Six tradition bearers, individuals who have continuously carried on the state’s traditional cultures, will be recognized at various events in Louisiana for their work. The winners are Mary Alice Vanderwaters, Andrew Miller, Alton Armstrong, Lonnie “Butch” Cooksy Jr., Nelson Harris and Rhonda Remedies Gauthier.
Maida Owens, director of the folklife program, stressed the importance of rewarding individuals.
“It’s a way to shine a light on and reward people who have often spent decades and decades making sure their traditions are passed on within their communities,” Owens said.
Owens explained that the tradition bearers are part of Louisiana’s native communities – descendants of early settlers from European and African communities who have been here for hundreds of years. They are selected by local folklorists and other cultural workers to increase appreciation for the role they play in maintaining Louisiana folk traditions.
Rapides Parish singer and songwriter Mary Alice Vanderwaters made her own guitar from a piece of plank and rubber bands at age 7 after her brother wouldn’t let her play his guitar. She joined her first bluegrass band as a teenager and started writing songs. She is a longtime member of the Nashville Songwriting Association and now performs on songwriting tours, churches and festivals. She will be honored Oct. 19 at 6:30 p.m. at Troubadours Songwriters Night at the Fighting Hand Brewing Company, 1600 Military Highway, Pineville.
Andrew “Chef Drew” Miller learned how to create dishes with great love from the best chef he had ever known: his late mother, Eleanor B. Miller. Drew studied the art of cooking at Sclafani Cooking School and soon began working in the field. In 2000, Chef Drew launched Miller Thyme Catering. When he wanted to add something sweet to the menu, he thought of bread pudding. After experimenting with the recipe and adding his own flair, Bananas Foster Bread Pudding was born. It quickly became a signature menu item and one of his most sought after dishes. He will be honored on October 26 at 3 p.m. at Dillard University at the Georges Auditorium, 2601, boul. Kindly. in New Orleans.
Alton “Lil ‘Tiger” Armstrong has been part of the Creole Mardi Gras hat and screen mask tradition since 1969. Lafayette’s oldest Creole Mardi Gras masking and performance tradition includes brightly colored costumes, usually with a mask in painted wire and a mortar-style square hat. cardboard, with crepe paper streamer strands as part of the decoration. Armstrong is one of the few remaining participants in this tradition, which he tries to pass on to new generations, including his grandsons. He will be honored at 11:30 a.m. on October 15 at the Festivals Acadiens et Créoles on the Atelier Stage, 500 Girard Park Drive in Lafayette.
From the age of eight, Lonnie “Butch” Cooksey Jr. played guitar in his family gospel and bluegrass band, The Cooksey Family. Throughout his 63-year career, he has become both an inspiration and a supportive resource for young people learning this traditional musical form and the instruments it uses: banjo, mandolin, guitar, violin and dobro. Cooksey is also a successful sound technician, supporting performances at bluegrass festivals, churches and other venues. He will be honored at 11 a.m., October 16, at Faith Apostolic Church, 26660 James Capel Road in Holden.

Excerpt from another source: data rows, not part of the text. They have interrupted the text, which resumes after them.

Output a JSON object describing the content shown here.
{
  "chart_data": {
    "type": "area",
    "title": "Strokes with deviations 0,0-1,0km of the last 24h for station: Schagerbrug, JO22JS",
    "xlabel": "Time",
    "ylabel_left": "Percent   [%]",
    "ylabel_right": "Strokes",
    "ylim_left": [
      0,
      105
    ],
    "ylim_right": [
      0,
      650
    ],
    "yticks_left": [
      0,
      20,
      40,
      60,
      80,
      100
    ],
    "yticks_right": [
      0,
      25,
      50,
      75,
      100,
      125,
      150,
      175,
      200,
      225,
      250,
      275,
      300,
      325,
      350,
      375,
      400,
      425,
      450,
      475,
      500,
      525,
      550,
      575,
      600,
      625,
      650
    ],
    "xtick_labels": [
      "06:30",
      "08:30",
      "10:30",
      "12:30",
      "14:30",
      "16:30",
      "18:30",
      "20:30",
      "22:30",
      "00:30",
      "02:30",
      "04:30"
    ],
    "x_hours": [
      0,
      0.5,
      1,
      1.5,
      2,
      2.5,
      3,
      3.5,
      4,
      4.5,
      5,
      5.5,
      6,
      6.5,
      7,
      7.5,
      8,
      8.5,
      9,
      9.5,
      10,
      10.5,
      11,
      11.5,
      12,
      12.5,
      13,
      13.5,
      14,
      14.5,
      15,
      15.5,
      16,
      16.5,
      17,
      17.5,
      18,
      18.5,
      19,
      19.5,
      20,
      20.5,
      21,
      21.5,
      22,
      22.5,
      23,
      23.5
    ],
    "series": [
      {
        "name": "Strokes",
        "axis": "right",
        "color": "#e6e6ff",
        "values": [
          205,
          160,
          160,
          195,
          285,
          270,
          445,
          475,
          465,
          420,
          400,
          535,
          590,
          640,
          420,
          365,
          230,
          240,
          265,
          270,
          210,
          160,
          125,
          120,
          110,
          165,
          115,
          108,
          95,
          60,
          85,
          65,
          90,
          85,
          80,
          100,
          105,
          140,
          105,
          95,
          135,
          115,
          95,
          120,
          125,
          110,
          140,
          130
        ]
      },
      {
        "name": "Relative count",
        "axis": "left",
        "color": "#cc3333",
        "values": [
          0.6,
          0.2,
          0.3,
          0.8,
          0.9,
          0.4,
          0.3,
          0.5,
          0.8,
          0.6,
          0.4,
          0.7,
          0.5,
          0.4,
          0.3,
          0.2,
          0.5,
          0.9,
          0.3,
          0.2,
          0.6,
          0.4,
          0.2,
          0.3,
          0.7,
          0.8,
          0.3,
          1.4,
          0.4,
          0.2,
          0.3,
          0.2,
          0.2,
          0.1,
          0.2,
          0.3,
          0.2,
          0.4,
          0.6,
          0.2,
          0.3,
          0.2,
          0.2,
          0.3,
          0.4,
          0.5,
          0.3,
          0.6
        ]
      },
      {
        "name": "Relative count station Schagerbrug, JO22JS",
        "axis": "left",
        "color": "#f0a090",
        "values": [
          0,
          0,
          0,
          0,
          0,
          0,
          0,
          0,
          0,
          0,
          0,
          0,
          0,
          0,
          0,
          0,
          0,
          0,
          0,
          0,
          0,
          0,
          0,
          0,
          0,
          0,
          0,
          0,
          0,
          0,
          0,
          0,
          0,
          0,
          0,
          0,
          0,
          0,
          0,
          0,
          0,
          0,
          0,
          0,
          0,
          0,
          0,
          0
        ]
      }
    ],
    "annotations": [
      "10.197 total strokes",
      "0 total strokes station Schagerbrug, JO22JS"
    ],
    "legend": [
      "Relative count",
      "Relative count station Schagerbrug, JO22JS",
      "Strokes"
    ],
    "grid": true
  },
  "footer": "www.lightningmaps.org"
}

When he was in his twenties, Nelson Harris met Melvin Williams playing drums in a park, who invited him to try his hand at drumming on congas. From then on, Williams became his teacher. Since then, Harris has become well known in the parish of Terrebonne for playing bongo and conga in traditional and African styles. When asked how drumming made him feel, Harris said, “When I play drums, I can actually hear it coming off the walls. I can hear it coming from upstairs. I hear the bell inside. I can play in so many different ways, that often I try to capture that in one sound, and it gets to me, so I chase it. He will be honored at 3:00 p.m., October 23, on the main stage of the Rougarou Festival, 132 Library Drive in Houma.
Adeasonos and member of the Choctaw-Apache tribe of Ebarb, Louisiana, and president of Ho Minti Society, Inc., Rhonda Gauthier grew up outside of Zwolle. As a young girl, she began learning traditional arts from the women of her immediate and extended family, including crocheting, embroidery, hand sewing, quilting, cooking, baking and animal care. . Her grandmother taught her about midwifery, the use of natural herbs to treat common ailments, and herb gardening. After earning a bachelor’s degree in anthropology and history from Northwestern State University, she went on to a successful career in historical interpretation and cultural preservation at various sites in northwest Louisiana. After her retirement, she continued to volunteer. She was honored Oct. 8 at the Louisiana Sports Hall of Fame and the Northwest Louisiana History Museum in Natchitoches.